8.0 Comme dans Woman on the beach quelques années plus tard La femme est l’avenir de l’homme est un récit à trois personnages. Deux amis qui ne s’étaient pas vu depuis un bout de temps se retrouvent, s’échangent des banalités, parlent de leurs vies respectives. Bientôt ils parleront de Sunhwa. Une fille dont ils étaient éperdument amoureux il y a des années de ça. Ils partent à sa recherche tandis que les premières neiges sont tombées sur la Corée.
Leurs retrouvailles ne sont pas anodines. La première chose qui frappe ce sont les différences de vie entre les deux amis. L’un a fondé une famille, vit dans une grande maison, enseigne la physique je crois. L’autre est un réalisateur de film – le cinéma toujours chez Hong Sangsoo – à l’affût, un électron libre qui voyage. C’est lui, d’ailleurs, qui vient jusque chez son ami. Il y a une volonté de montrer une opposition qui n’est pas conceptuelle, simplement elle permet de voir les divergences que le temps peut apporter. Cette petite scène de jalousie que l’un fait à l’autre sur un enlacement trop intime, juge t-il, que son ami a eu avec sa femme à leur dernière entrevue est une situation qui témoigne d’un bouleversement. Comme s’ils n’étaient plus vraiment sur la même longueur d’ondes.
Il y a une déconstruction de récit à cet instant. Le cinéaste coréen nous demande alors de voir deux souvenirs. Celui de l’un et de l’autre, respectivement, avec Sunhwa. Puis le trio se reformera.

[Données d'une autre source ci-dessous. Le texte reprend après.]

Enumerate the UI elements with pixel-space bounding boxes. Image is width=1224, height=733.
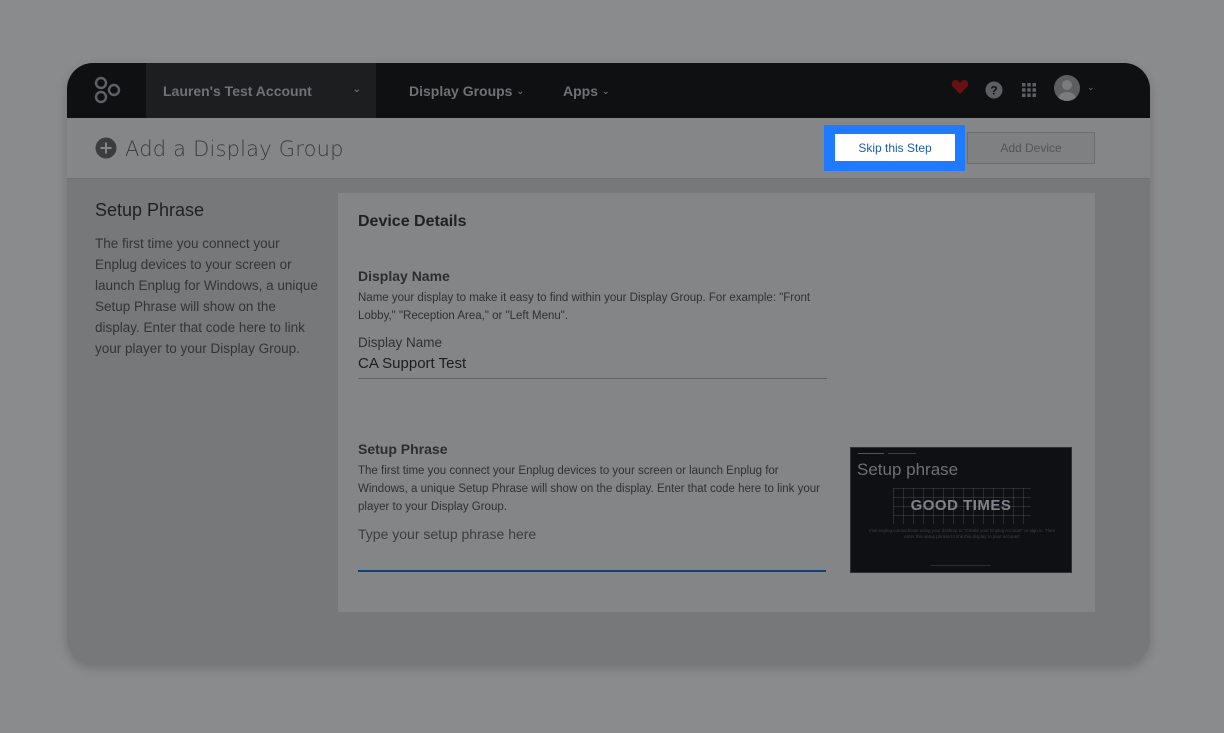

C’est peut-être le film où le cinéaste parle le plus de lui, de ce qu’il juge essentiel dans les aspirations professionnelles. Quelque part, même s’il le fait avec beaucoup de douceur et d’empathie, il condamne un certain modèle de vie. Celui de l’homme marié, à qui tout semble réussir. Cette vie dépourvue de folie, qui le cloisonne et le pousse à remuer son passé (ce vieil ami, cette rencontre amoureuse). Cet ami réalisateur semble beaucoup plus comblé dans sa vie mouvementée, il semble plus ouvert, moins figé. Lorsque le trio se reforme, on s’en doutait, une attirance se reforme aussi. L’homme marié a tout organisé et il laisse à nouveau partir ses amis ensemble. Dans une dernière séquence complètement symptomatique des remords du personnage, il boit un verre avec ses étudiants. Il se fait sucer par l’une de ses élèves. Puis il restera là sous la neige, en pleine ville, s’apercevant qu’il est temps de rentrer à son doux foyer, retrouver sa femme et sa fille. Tandis que son ami, et la nouvelle Sunhwa se sont eux aussi séparés violemment, lui ayant découvert dans la nuit (ils l’ont passé tous trois ensemble, dans le même appartement) qu’elle était allée voir son ami sur le canapé. Je n’ai pas dormi de la nuit, dira t-il. Il s’éloignera. Elle restera là. Le temps d’une journée, d’une nuit le trio s’est reformé, les sentiments ont été décuplés. Le lendemain tout s’est à nouveau disloqué…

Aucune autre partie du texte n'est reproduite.